An Integrated Framework for Textual Sentiment Time Series Aggregation and Prediction.
sentometrics: An Integrated Framework for Textual Sentiment Time Series Aggregation and Prediction
Introduction
The sentometrics
package is an integrated framework for textual sentiment time series aggregation and prediction. It accounts for the intrinsic challenge that textual sentiment can be computed in many different ways, as well as the large number of possibilities to pool sentiment into a time series index. The package integrates the fast quantification of sentiment from texts, the aggregation into different sentiment time series, and the prediction based on these measures. All in one coherent workflow!
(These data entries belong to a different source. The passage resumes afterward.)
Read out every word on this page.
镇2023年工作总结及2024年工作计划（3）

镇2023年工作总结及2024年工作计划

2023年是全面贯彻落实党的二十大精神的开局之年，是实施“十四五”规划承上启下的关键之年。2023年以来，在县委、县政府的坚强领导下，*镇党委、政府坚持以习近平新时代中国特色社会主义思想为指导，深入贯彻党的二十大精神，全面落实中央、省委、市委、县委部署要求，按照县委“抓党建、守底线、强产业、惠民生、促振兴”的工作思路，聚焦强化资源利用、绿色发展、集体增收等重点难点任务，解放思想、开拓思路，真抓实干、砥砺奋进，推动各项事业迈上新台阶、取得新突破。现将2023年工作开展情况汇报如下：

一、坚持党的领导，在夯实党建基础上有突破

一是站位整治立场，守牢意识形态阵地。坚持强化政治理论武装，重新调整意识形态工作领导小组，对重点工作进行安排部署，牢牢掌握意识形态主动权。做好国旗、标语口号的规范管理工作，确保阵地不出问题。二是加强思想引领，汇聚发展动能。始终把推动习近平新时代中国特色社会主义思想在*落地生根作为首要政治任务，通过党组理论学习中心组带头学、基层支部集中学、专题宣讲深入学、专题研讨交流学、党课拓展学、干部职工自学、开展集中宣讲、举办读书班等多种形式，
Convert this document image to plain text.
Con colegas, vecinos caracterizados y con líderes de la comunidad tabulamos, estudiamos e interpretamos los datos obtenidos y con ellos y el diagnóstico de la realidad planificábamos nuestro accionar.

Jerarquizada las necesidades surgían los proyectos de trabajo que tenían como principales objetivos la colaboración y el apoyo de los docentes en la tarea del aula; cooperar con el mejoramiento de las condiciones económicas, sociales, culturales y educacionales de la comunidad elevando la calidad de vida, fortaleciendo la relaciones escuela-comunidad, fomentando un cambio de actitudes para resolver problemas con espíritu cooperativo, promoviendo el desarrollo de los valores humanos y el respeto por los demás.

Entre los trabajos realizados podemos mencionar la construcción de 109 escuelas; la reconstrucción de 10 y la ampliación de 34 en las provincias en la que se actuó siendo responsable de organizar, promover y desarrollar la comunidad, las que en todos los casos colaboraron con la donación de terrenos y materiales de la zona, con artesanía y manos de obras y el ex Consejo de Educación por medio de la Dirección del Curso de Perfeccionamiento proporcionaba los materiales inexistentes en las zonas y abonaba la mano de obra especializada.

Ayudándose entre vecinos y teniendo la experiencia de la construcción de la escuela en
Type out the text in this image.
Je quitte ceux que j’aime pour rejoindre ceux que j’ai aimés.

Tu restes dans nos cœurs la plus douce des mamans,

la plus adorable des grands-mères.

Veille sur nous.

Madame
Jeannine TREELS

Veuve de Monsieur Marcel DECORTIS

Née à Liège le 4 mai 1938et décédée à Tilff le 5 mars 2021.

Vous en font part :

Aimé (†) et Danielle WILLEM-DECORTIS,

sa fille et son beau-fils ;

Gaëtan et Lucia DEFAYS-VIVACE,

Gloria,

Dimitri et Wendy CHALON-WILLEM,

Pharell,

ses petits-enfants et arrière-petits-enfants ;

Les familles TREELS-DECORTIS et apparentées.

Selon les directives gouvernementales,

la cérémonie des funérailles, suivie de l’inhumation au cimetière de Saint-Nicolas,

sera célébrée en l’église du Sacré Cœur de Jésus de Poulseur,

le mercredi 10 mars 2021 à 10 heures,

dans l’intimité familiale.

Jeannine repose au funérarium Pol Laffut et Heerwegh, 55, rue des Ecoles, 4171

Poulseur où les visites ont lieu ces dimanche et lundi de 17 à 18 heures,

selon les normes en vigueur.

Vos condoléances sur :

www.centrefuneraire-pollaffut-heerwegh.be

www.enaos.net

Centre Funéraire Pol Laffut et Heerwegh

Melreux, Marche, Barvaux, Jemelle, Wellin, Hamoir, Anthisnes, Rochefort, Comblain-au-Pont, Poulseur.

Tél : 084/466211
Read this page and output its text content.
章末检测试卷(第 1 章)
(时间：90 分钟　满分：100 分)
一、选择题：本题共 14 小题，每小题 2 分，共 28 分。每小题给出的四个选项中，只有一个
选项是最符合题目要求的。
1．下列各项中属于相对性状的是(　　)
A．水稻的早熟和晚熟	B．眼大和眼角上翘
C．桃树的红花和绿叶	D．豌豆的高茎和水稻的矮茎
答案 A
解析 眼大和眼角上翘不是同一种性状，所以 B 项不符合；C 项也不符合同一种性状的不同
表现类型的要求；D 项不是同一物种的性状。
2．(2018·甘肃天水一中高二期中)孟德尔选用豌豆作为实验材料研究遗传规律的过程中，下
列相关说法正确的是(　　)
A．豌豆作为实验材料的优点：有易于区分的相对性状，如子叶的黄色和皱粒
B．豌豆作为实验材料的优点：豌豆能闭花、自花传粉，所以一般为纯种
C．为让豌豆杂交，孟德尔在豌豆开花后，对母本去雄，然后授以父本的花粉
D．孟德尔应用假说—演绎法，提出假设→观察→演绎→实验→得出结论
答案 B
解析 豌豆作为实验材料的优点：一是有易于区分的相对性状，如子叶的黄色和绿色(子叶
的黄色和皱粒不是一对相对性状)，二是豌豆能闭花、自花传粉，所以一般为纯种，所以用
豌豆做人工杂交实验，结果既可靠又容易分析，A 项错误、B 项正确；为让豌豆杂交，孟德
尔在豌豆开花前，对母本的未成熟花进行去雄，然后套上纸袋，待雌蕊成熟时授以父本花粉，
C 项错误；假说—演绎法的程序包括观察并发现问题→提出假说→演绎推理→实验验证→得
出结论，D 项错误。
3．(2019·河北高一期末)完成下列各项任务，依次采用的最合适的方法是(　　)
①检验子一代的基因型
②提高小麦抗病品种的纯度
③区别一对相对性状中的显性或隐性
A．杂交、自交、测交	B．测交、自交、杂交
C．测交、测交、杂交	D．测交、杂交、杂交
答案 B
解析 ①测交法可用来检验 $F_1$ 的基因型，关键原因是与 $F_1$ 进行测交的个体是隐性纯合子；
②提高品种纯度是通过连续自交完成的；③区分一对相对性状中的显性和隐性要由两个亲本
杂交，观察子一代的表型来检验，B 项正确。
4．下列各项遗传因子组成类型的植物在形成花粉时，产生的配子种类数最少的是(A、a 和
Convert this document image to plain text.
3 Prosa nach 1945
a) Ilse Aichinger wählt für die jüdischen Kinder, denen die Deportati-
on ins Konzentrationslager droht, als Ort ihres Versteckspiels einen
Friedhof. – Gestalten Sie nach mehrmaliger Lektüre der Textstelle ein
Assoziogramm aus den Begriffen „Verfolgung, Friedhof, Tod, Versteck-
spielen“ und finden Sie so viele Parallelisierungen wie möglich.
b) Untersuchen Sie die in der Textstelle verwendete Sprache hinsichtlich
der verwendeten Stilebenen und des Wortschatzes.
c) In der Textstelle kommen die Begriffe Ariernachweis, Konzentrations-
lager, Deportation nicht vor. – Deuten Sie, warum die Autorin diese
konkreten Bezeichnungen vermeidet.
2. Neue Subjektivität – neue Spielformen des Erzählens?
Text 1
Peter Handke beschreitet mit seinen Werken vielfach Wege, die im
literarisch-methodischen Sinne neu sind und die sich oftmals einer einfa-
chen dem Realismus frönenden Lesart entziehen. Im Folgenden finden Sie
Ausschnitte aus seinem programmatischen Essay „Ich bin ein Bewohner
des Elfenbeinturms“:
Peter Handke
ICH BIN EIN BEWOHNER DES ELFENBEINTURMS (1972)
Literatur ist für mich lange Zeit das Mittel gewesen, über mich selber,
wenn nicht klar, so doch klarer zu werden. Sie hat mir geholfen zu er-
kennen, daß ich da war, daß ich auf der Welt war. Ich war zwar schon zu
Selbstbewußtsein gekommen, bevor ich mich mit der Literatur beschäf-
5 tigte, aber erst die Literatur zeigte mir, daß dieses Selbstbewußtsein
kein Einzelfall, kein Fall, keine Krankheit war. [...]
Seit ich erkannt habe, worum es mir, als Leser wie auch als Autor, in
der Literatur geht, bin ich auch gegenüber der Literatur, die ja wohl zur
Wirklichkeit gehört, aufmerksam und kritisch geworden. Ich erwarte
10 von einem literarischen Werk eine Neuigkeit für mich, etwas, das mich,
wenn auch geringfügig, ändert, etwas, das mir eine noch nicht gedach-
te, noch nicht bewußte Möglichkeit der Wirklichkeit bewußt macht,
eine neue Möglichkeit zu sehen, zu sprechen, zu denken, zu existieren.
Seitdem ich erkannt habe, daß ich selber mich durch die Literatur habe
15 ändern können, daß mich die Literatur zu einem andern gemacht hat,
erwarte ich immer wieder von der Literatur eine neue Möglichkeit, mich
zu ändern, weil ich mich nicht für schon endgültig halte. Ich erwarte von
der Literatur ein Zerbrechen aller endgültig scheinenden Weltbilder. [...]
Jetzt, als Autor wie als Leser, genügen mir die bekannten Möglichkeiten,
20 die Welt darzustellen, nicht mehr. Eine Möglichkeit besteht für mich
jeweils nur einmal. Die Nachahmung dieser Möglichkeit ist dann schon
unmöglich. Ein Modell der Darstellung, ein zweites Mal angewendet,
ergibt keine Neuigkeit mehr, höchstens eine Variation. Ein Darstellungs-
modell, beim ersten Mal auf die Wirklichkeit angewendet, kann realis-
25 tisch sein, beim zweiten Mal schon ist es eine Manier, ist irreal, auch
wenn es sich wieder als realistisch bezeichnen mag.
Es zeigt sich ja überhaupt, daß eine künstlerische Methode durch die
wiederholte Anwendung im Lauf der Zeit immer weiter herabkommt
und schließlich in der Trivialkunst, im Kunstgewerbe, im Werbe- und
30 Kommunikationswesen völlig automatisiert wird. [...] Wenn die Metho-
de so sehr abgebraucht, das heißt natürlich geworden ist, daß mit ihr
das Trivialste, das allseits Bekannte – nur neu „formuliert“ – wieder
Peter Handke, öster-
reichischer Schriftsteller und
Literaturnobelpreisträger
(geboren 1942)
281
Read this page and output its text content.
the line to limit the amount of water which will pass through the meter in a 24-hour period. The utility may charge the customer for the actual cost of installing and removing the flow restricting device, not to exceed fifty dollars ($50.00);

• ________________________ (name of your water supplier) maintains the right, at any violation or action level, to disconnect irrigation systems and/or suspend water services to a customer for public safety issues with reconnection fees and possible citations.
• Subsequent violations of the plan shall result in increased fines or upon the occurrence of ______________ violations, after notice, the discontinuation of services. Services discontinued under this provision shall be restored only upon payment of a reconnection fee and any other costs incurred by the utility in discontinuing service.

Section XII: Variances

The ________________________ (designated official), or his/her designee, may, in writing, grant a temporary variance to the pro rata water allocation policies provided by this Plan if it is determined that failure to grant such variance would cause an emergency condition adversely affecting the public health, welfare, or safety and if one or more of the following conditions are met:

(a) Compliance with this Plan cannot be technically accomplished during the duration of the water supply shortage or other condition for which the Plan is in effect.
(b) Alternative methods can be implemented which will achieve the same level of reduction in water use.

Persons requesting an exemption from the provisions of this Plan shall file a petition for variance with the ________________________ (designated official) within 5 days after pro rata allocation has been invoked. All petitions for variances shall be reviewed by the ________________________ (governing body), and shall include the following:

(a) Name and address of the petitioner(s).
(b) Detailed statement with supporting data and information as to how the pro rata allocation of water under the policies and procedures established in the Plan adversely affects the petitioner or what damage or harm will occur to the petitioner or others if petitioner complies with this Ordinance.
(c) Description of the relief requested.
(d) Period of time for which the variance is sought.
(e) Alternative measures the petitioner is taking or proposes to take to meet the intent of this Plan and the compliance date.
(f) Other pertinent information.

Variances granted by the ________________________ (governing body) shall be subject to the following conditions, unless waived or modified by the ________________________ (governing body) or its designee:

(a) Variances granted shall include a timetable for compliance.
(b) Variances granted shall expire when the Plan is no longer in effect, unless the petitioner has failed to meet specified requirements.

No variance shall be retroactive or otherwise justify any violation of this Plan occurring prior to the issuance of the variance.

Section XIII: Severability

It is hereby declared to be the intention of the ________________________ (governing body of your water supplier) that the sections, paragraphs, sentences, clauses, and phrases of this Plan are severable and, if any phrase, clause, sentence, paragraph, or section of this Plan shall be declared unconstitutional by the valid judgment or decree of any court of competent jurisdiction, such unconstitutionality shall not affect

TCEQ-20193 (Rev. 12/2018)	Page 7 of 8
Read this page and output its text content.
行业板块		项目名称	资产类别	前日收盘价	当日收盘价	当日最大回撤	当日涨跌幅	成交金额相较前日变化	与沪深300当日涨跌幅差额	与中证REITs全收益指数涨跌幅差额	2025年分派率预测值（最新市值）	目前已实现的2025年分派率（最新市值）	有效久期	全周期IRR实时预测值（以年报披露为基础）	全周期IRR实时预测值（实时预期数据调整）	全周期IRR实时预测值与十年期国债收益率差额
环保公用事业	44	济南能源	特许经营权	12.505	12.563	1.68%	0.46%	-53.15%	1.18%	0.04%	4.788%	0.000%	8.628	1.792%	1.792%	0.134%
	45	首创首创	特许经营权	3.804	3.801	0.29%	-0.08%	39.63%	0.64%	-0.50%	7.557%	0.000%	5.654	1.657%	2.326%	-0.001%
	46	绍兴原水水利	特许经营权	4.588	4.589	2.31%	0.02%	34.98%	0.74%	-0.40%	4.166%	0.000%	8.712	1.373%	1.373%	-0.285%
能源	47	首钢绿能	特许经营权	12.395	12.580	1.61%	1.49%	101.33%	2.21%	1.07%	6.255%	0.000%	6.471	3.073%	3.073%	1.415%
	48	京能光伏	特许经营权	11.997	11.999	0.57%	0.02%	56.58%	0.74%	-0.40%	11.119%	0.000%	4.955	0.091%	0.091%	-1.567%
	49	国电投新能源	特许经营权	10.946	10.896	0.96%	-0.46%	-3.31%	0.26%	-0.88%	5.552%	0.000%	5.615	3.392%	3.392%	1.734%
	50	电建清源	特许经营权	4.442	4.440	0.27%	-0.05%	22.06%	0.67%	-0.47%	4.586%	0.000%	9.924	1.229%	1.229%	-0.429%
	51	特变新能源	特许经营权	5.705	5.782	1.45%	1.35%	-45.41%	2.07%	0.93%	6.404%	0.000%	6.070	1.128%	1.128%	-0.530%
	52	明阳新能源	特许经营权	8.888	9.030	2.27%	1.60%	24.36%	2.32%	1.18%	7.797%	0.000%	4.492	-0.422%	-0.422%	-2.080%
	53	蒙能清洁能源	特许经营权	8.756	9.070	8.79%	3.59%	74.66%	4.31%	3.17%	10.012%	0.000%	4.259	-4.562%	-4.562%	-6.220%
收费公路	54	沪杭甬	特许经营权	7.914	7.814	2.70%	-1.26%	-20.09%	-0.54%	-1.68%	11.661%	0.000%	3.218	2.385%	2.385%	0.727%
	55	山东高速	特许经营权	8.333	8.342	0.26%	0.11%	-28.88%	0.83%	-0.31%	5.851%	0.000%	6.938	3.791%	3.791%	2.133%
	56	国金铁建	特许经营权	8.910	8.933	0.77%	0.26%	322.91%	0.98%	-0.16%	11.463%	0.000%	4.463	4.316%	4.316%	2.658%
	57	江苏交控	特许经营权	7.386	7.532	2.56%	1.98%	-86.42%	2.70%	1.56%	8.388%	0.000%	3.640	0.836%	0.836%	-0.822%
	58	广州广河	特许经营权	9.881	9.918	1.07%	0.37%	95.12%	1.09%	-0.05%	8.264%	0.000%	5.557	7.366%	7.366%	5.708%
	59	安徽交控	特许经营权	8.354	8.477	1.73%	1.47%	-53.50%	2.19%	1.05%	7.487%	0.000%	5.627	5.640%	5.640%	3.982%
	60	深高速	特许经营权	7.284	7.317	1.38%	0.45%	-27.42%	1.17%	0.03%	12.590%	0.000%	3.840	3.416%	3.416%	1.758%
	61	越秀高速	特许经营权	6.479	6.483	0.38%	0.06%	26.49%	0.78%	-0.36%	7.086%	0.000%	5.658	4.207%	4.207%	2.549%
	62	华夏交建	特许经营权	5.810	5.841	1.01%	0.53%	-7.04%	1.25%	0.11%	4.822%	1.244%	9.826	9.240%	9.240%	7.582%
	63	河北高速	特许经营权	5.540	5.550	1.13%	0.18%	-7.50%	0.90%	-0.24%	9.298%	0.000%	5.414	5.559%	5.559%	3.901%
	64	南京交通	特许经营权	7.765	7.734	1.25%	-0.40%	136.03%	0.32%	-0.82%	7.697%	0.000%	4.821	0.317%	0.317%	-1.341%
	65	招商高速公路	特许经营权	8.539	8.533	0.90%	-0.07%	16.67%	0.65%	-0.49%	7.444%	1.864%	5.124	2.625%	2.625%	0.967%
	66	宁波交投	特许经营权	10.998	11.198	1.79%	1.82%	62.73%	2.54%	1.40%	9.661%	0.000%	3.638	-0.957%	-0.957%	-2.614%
See the package website and the vignette for plenty of examples and details. We also refer to our survey organized as an overview of the required steps in a typical econometric analysis of sentiment from alternative (such as textual) data, and following companion web page.
Installation
To install the package from CRAN, simply do:
install.packages("sentometrics")
To install the latest development version of sentometrics
(which may contain bugs!), execute:
devtools::install_github("SentometricsResearch/sentometrics")
Shiny application
For a visual interface as a Shiny application of the package's core functionalities, install the sentometrics.app
package, and run the sento_app()
function.
Reference
Please cite sentometrics
in publications. Use citation("sentometrics")
.
Acknowledgements
This software package originates from a Google Summer of Code 2017 project, was further developed during a follow-up Google Summer of Code 2019 project, and benefited generally from financial support by Innoviris, IVADO, swissuniversities, and the Swiss National Science Foundation (grants #179281 and #191730).